A short wait later, and I was led through a narrow corridor to a brightly lit room. Another few moments, and the tall Middle-Eastern doctor shuffled in. He had just been told the situation by the nurse. He was a naturally cheery-looking guy and smiled plenty, but it seemed he was trying to make a point of being professional. He asked how much longer I had to go on my cycle, as he turned my hand over gently pinching my fingertips. I told him about a year. He looked up. His smile didn’t seem so bright any more.
“This is nerve damage”, he explained, “and is only going to get worse unless you stop putting pressure on your hands. You can probably restore function as it is, but only by removing the source of the problem, and even then, it is likely you will need physiotherapy”. My heart sank. I knew what this meant. “How long will it take”, I pushed out. “Months, I would think”. I swore he winced when he said that.
Some minutes later, I was outside with my bicycle. I noted the irony inherent in the fact that the bike was my ticket back to Mel’s. I sat down to try to reflect on what I had just heard. Thoughts of continuing the ride anyway echoed through my mind. I have always strongly believed that you can get whatever you want as long as you are prepared to pay the cost.
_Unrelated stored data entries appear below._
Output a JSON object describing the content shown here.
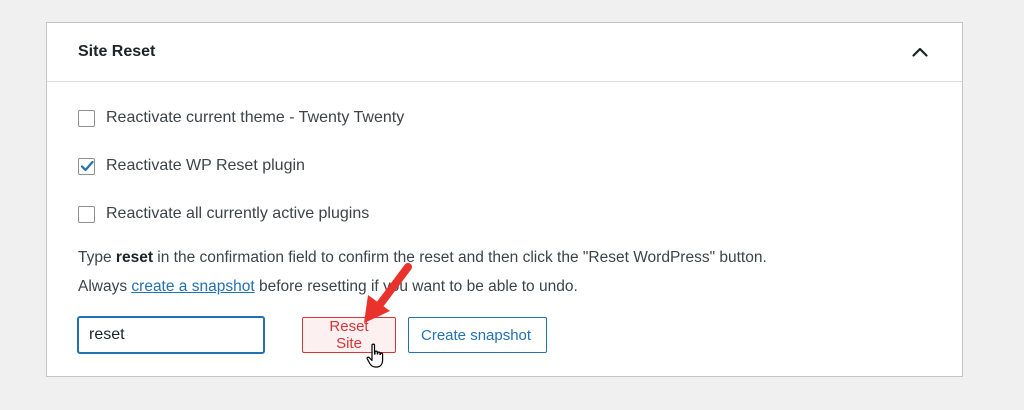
{
  "panel": {
    "title": "Site Reset",
    "collapse_icon": "chevron-up-icon"
  },
  "options": [
    {
      "label": "Reactivate current theme - Twenty Twenty",
      "checked": false
    },
    {
      "label": "Reactivate WP Reset plugin",
      "checked": true
    },
    {
      "label": "Reactivate all currently active plugins",
      "checked": false
    }
  ],
  "help": {
    "line1_prefix": "Type ",
    "line1_keyword": "reset",
    "line1_suffix": " in the confirmation field to confirm the reset and then click the \"Reset WordPress\" button.",
    "line2_prefix": "Always ",
    "line2_link": "create a snapshot",
    "line2_suffix": " before resetting if you want to be able to undo."
  },
  "confirm_field": {
    "value": "reset"
  },
  "buttons": {
    "reset_label": "Reset Site",
    "snapshot_label": "Create snapshot"
  },
  "colors": {
    "accent": "#2271b1",
    "danger": "#d63638",
    "annotation_arrow": "#e8322b",
    "checkmark": "#2271b1"
  },
  "annotation": {
    "arrow_icon": "red-arrow-icon",
    "cursor_icon": "hand-pointer-icon"
  }
}
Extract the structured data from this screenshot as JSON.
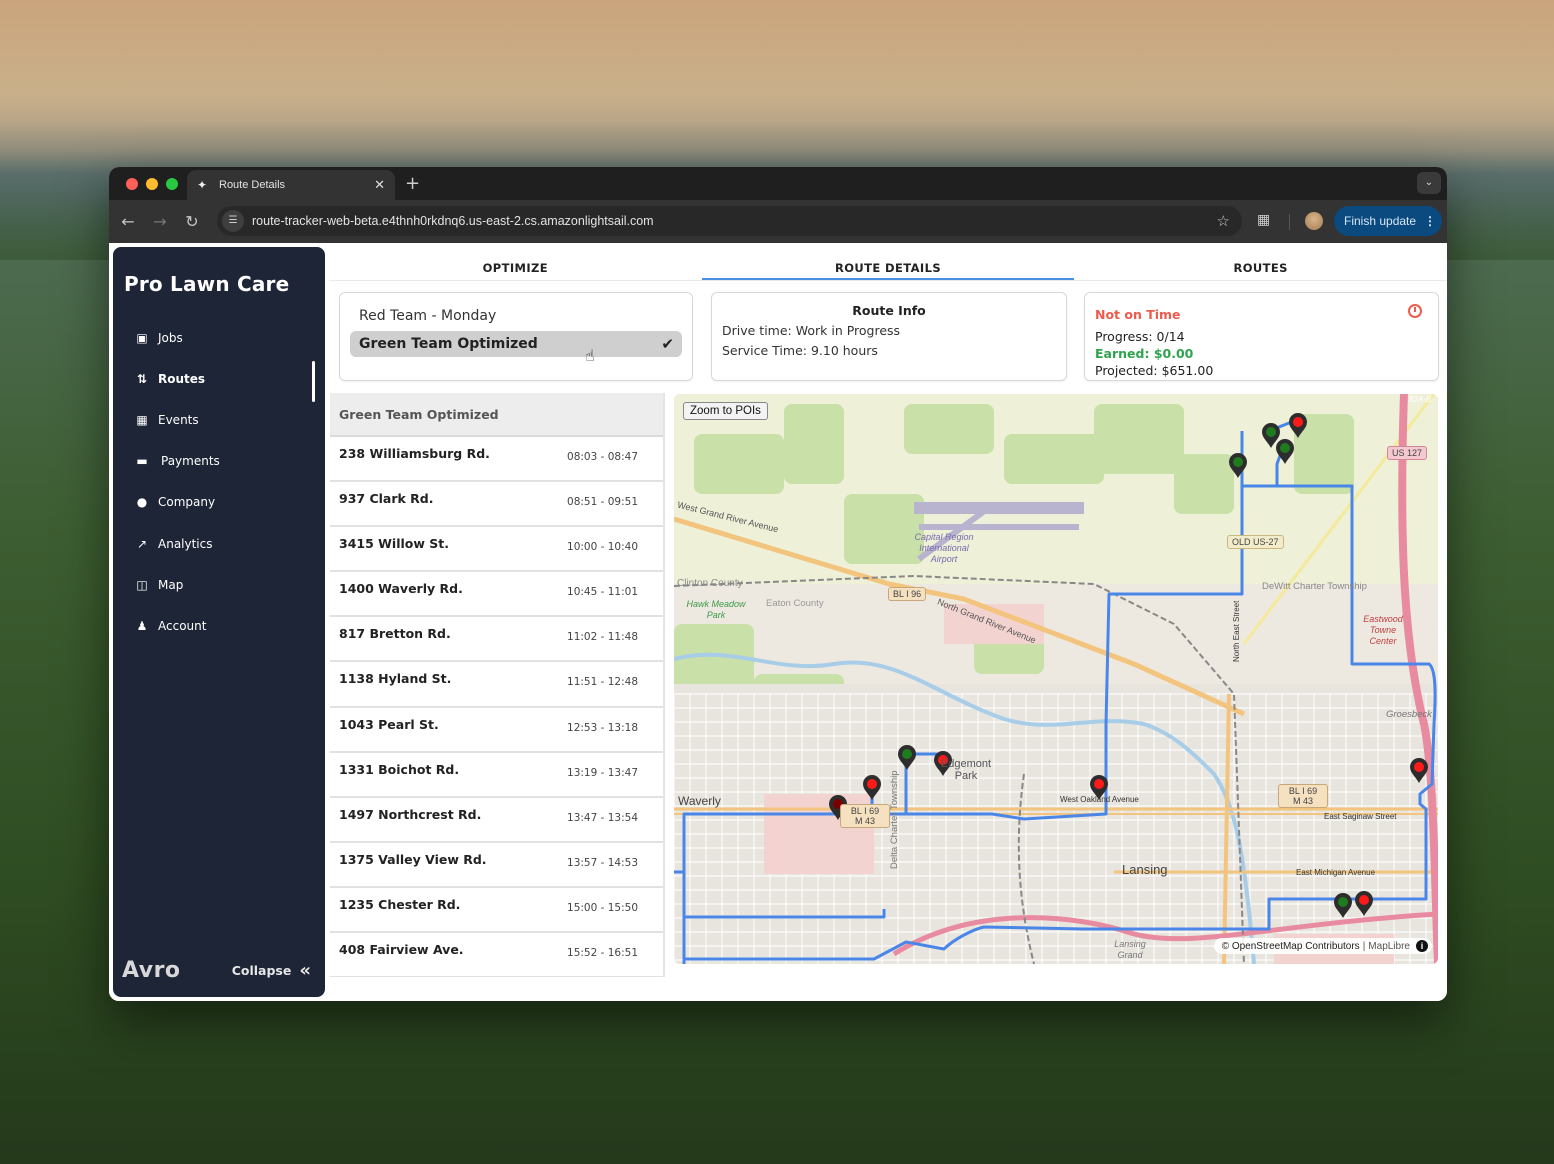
{
  "browser": {
    "tab_title": "Route Details",
    "url": "route-tracker-web-beta.e4thnh0rkdnq6.us-east-2.cs.amazonlightsail.com",
    "finish_update_label": "Finish update"
  },
  "sidebar": {
    "brand": "Pro Lawn Care",
    "items": [
      {
        "label": "Jobs",
        "icon": "briefcase-icon",
        "active": false
      },
      {
        "label": "Routes",
        "icon": "route-icon",
        "active": true
      },
      {
        "label": "Events",
        "icon": "calendar-icon",
        "active": false
      },
      {
        "label": "Payments",
        "icon": "credit-card-icon",
        "active": false
      },
      {
        "label": "Company",
        "icon": "info-circle-icon",
        "active": false
      },
      {
        "label": "Analytics",
        "icon": "chart-line-icon",
        "active": false
      },
      {
        "label": "Map",
        "icon": "map-icon",
        "active": false
      },
      {
        "label": "Account",
        "icon": "user-icon",
        "active": false
      }
    ],
    "footer_logo": "Avro",
    "collapse_label": "Collapse"
  },
  "tabs": [
    {
      "label": "OPTIMIZE",
      "active": false
    },
    {
      "label": "ROUTE DETAILS",
      "active": true
    },
    {
      "label": "ROUTES",
      "active": false
    }
  ],
  "route_select": {
    "options": [
      {
        "label": "Red Team - Monday",
        "selected": false
      },
      {
        "label": "Green Team Optimized",
        "selected": true
      }
    ]
  },
  "route_info": {
    "title": "Route Info",
    "drive_time": "Drive time: Work in Progress",
    "service_time": "Service Time: 9.10 hours"
  },
  "status": {
    "title": "Not on Time",
    "progress": "Progress: 0/14",
    "earned": "Earned: $0.00",
    "projected": "Projected: $651.00",
    "colors": {
      "late": "#ee5b4c",
      "earned": "#2ea44f"
    }
  },
  "stops": {
    "header": "Green Team Optimized",
    "items": [
      {
        "address": "238 Williamsburg Rd.",
        "time": "08:03 - 08:47"
      },
      {
        "address": "937 Clark Rd.",
        "time": "08:51 - 09:51"
      },
      {
        "address": "3415 Willow St.",
        "time": "10:00 - 10:40"
      },
      {
        "address": "1400 Waverly Rd.",
        "time": "10:45 - 11:01"
      },
      {
        "address": "817 Bretton Rd.",
        "time": "11:02 - 11:48"
      },
      {
        "address": "1138 Hyland St.",
        "time": "11:51 - 12:48"
      },
      {
        "address": "1043 Pearl St.",
        "time": "12:53 - 13:18"
      },
      {
        "address": "1331 Boichot Rd.",
        "time": "13:19 - 13:47"
      },
      {
        "address": "1497 Northcrest Rd.",
        "time": "13:47 - 13:54"
      },
      {
        "address": "1375 Valley View Rd.",
        "time": "13:57 - 14:53"
      },
      {
        "address": "1235 Chester Rd.",
        "time": "15:00 - 15:50"
      },
      {
        "address": "408 Fairview Ave.",
        "time": "15:52 - 16:51"
      }
    ]
  },
  "map": {
    "zoom_button": "Zoom to POIs",
    "attribution": "© OpenStreetMap Contributors",
    "attribution_link": "MapLibre",
    "route_color": "#4a86e8",
    "labels": {
      "airport": "Capital Region International Airport",
      "waverly": "Waverly",
      "lansing": "Lansing",
      "edgemont": "Edgemont Park",
      "dewitt": "DeWitt Charter Township",
      "eastwood": "Eastwood Towne Center",
      "groesbeck": "Groesbeck",
      "grand_river_ave": "West Grand River Avenue",
      "n_grand_river_ave": "North Grand River Avenue",
      "clinton": "Clinton County",
      "eaton": "Eaton County",
      "hawk_meadow": "Hawk Meadow Park",
      "e_saginaw": "East Saginaw Street",
      "e_michigan": "East Michigan Avenue",
      "w_oakland": "West Oakland Avenue",
      "delta": "Delta Charter Township",
      "ne_street": "North East Street",
      "lansing_grand": "Lansing Grand"
    },
    "shields": {
      "bl196": "BL I 96",
      "us127": "US 127",
      "old_us27": "OLD US-27",
      "bl169_a": "BL I 69",
      "m43_a": "M 43",
      "bl169_b": "BL I 69",
      "m43_b": "M 43",
      "exit": "82A-B"
    },
    "markers": [
      {
        "status": "complete"
      },
      {
        "status": "complete"
      },
      {
        "status": "late"
      },
      {
        "status": "complete"
      },
      {
        "status": "complete"
      },
      {
        "status": "late"
      },
      {
        "status": "late"
      },
      {
        "status": "missed"
      },
      {
        "status": "late"
      },
      {
        "status": "late"
      },
      {
        "status": "complete"
      },
      {
        "status": "late"
      }
    ],
    "marker_colors": {
      "complete": "#1e7b1e",
      "late": "#ff1a1a",
      "missed": "#7a0000"
    }
  }
}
But there, my train of thought stopped. It was hot, I was sweating, and I was looking directly at my coiled fingers. Until recently, I assumed that the “whatever you want” automatically outweighed “the cost”. It was a presupposition that had driven me through a lot, but the price this this time was surely too high. Quite apart from the obvious, things like drawing, grip strength or the playing of a musical instrument in the future were also all at stake. I wasn’t sure I would ever forgive myself that magnitude of expense.